La última tila
Éste es uno de los 13 relatos que, junto con la escritora Teresa Garcia Garcia, estoy ilustrando.
Y concretamente, éste acaba de ser publicado en el número 4 de la revista, 'Lugares Comunes'.
Los relatos tratan sobre violencia de género...
Aqui os dejo con un aperitivo de lo que está por llegar...
Y concretamente, éste acaba de ser publicado en el número 4 de la revista, 'Lugares Comunes'.
Los relatos tratan sobre violencia de género...
Aqui os dejo con un aperitivo de lo que está por llegar...
La última tila
Hugo baja despacio la escalera.
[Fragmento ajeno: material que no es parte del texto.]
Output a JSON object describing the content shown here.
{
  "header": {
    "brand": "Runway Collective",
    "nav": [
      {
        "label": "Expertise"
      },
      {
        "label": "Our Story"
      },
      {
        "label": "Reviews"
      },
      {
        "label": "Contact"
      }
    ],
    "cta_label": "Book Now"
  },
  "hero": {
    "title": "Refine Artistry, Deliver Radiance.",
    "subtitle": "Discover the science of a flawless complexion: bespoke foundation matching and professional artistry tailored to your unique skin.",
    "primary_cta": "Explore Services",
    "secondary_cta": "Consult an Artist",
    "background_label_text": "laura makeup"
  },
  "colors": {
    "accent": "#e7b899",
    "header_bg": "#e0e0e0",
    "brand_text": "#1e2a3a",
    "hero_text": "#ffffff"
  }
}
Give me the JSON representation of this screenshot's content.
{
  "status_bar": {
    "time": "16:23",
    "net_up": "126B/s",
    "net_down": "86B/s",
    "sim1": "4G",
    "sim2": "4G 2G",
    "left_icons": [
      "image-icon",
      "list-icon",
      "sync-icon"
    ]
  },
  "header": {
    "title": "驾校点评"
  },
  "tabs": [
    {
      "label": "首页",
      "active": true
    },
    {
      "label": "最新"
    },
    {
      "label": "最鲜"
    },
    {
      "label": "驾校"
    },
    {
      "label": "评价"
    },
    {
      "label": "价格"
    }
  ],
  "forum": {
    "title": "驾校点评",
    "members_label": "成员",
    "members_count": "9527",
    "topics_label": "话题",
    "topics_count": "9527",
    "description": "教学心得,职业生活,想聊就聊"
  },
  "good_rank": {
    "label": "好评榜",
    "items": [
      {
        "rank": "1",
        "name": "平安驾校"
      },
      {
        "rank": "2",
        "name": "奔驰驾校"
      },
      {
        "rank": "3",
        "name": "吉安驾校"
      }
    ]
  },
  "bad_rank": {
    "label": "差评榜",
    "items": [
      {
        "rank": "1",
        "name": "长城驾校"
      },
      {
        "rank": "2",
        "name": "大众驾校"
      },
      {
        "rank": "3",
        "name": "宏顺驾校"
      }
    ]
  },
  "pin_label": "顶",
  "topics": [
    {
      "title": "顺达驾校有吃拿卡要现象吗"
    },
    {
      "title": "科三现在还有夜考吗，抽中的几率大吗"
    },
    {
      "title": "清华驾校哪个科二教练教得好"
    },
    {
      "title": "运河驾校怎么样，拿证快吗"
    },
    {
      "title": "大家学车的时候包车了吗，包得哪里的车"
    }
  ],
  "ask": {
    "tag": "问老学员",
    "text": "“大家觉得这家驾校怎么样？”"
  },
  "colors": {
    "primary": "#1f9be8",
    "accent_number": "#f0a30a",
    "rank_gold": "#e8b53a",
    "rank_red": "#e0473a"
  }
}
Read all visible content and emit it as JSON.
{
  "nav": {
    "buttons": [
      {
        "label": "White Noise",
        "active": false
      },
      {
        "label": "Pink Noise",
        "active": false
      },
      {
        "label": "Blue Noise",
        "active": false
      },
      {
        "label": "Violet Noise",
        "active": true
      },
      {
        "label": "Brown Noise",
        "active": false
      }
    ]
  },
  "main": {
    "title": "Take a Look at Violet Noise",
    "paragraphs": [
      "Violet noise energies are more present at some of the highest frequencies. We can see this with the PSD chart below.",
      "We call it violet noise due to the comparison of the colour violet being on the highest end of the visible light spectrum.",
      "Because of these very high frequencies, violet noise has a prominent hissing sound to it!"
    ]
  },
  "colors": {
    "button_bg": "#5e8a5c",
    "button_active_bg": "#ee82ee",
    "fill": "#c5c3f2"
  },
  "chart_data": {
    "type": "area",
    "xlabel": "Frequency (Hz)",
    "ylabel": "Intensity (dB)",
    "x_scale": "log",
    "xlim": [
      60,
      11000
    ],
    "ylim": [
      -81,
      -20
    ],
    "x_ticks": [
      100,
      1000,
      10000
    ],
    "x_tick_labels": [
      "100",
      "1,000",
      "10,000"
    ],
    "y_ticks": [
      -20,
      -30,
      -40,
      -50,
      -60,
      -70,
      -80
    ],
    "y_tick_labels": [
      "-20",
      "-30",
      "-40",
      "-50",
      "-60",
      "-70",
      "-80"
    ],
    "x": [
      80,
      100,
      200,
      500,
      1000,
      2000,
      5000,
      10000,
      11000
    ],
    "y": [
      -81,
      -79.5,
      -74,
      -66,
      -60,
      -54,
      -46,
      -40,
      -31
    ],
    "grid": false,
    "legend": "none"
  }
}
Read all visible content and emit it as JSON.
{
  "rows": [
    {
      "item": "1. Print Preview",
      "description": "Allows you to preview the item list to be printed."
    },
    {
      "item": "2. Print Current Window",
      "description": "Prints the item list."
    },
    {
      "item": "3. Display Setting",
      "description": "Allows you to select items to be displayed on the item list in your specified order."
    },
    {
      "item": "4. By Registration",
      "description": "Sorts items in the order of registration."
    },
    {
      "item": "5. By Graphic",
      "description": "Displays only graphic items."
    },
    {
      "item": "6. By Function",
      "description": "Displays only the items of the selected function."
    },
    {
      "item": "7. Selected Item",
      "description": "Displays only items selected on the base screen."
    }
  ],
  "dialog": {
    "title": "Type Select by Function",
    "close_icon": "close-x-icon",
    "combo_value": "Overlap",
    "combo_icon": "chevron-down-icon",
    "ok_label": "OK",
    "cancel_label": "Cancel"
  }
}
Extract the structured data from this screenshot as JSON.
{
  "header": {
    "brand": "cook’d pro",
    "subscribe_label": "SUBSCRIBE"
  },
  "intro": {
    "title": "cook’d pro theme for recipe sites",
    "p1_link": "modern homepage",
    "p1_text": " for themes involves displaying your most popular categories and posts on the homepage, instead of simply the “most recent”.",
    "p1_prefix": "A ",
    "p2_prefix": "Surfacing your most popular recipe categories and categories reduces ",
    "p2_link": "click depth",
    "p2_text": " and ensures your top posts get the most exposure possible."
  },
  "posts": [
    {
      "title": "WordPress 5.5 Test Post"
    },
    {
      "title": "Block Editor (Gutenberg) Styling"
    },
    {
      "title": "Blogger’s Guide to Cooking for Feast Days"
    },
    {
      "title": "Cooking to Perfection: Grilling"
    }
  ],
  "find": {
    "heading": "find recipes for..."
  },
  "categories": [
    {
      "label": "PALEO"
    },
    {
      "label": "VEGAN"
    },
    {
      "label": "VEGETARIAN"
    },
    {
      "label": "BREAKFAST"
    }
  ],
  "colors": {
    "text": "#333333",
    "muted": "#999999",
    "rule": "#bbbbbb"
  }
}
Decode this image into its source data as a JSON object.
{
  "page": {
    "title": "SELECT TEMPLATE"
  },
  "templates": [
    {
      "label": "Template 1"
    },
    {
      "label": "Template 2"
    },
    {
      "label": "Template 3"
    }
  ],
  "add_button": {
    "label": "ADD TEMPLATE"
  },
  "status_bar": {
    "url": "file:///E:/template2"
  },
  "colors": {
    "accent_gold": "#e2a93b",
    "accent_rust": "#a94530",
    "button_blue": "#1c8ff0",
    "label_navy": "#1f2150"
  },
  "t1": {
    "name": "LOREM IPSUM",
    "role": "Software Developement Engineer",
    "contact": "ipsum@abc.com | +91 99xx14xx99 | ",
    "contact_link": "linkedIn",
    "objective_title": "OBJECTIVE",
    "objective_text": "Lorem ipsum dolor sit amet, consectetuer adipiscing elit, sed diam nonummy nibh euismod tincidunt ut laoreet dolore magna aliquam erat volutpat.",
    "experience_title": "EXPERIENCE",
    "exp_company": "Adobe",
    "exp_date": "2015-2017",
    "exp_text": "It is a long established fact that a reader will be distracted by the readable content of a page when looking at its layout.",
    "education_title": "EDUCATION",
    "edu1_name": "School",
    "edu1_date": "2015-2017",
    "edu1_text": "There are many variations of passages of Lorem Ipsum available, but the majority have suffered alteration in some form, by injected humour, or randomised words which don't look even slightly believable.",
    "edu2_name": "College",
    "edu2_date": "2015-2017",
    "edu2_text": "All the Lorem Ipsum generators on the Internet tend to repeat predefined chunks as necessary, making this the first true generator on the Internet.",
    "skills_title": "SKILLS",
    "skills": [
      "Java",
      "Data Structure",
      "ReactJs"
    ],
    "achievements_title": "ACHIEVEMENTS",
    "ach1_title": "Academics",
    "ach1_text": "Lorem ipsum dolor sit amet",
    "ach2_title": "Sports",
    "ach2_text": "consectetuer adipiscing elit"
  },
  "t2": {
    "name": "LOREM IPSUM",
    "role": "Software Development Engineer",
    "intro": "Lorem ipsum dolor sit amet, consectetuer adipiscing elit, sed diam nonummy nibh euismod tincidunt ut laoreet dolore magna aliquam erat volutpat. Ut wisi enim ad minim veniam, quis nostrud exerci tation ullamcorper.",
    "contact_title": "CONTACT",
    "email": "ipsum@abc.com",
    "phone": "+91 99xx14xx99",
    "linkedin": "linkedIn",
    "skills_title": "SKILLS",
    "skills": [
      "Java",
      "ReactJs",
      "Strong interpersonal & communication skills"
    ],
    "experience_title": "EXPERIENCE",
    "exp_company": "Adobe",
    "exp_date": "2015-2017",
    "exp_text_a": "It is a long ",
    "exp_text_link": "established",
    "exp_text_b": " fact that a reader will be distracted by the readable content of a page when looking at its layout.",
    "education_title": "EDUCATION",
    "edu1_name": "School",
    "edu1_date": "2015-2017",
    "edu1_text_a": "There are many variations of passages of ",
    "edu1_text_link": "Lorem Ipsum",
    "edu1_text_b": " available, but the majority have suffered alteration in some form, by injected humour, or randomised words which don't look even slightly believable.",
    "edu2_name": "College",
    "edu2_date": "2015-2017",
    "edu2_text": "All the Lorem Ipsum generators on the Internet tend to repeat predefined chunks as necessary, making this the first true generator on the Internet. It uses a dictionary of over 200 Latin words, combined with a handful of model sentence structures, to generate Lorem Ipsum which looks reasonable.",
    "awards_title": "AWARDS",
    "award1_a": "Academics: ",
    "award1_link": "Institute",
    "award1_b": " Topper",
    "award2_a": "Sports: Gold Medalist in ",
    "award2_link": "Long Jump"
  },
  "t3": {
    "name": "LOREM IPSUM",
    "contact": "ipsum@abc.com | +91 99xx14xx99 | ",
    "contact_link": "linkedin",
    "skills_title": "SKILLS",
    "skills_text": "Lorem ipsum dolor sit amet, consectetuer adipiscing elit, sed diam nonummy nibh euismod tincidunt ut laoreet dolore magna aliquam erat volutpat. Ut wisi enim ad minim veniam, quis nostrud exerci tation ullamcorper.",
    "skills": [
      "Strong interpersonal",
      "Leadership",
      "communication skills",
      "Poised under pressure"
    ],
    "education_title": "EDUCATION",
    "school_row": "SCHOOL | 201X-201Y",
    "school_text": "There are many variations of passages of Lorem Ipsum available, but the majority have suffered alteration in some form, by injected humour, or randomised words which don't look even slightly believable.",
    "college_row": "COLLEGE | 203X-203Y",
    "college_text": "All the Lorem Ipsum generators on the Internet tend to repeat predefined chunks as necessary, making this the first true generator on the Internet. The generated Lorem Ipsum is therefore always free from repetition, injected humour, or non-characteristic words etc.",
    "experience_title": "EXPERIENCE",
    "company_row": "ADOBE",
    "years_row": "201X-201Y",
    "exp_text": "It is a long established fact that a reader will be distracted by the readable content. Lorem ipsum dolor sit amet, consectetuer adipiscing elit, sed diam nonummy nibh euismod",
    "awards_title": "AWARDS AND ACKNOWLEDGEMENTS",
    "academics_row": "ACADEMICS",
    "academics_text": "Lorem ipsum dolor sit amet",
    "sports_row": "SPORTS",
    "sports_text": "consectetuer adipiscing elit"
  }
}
Lleva puestos sus calcetines gordos de
deporte para que sus pasos sean silenciosos. Unas viejas rodilleras, que ha
encontrado por ahí tiradas cubren sus rodillas. Le hubiera gustado encontrar
aquel escudo de madera que le compró su madre en la feria medieval, pero no ha
habido suerte. Sólo ha encontrado una vieja escoba.
No importa- piensa mientras empuña firmemente su escoba abriendo los ojos.
Esos ojos tan enormes como asustados que llevan meses hablando sin que nadie
los lea.
Despacio, se mete la camiseta por dentro del pantalón del pijama y empieza
a bajar.
Hugo conoce bien las reglas del juego. Sabe que todo se decide en un solo
acto y que si su madre lo pilla en mitad de la escalera tendrá que refugiarse
en la fría trinchera de su cama. Entonces, todo habrá acabado. Al menos por esa
noche.
A lo lejos el enemigo no hace más que tirar objetos voladores, sus disparos
son voces que se clavan contra la cabeza o el pecho de su madre.
Los escalones se vuelven gigantes para sus 9 años. El ruido de la
batalla está demasiado alto. Coge fuerza y vuela hacia abajo veloz a
lomos de su rabia. Agarra fuerte su espada y entra en combate. Un puño lo frena
en pleno vuelo y lo deja malherido.
¡¡¡Maldición!!! - El hombre malo me ha derribado- piensa mientras se hace
un ovillo asustado.
Todo su cuerpo le quema: el labio, el
pómulo, el ojo. También la imagen de su madre tirada en el suelo… Pero sobre
todo le quema la tila. Esa tila que su madre le da después de cada combate para
calmarlo.
Después la casa se llena de un silencio extraño. Ya no
hay gritos ni golpes… Su madre le acaricia con suavidad para que se duerma pero
él no puede dejar de mirar con atención su ojo hinchado. Unas palabras
cariñosas tratan de reconfortarlo. Está temblando.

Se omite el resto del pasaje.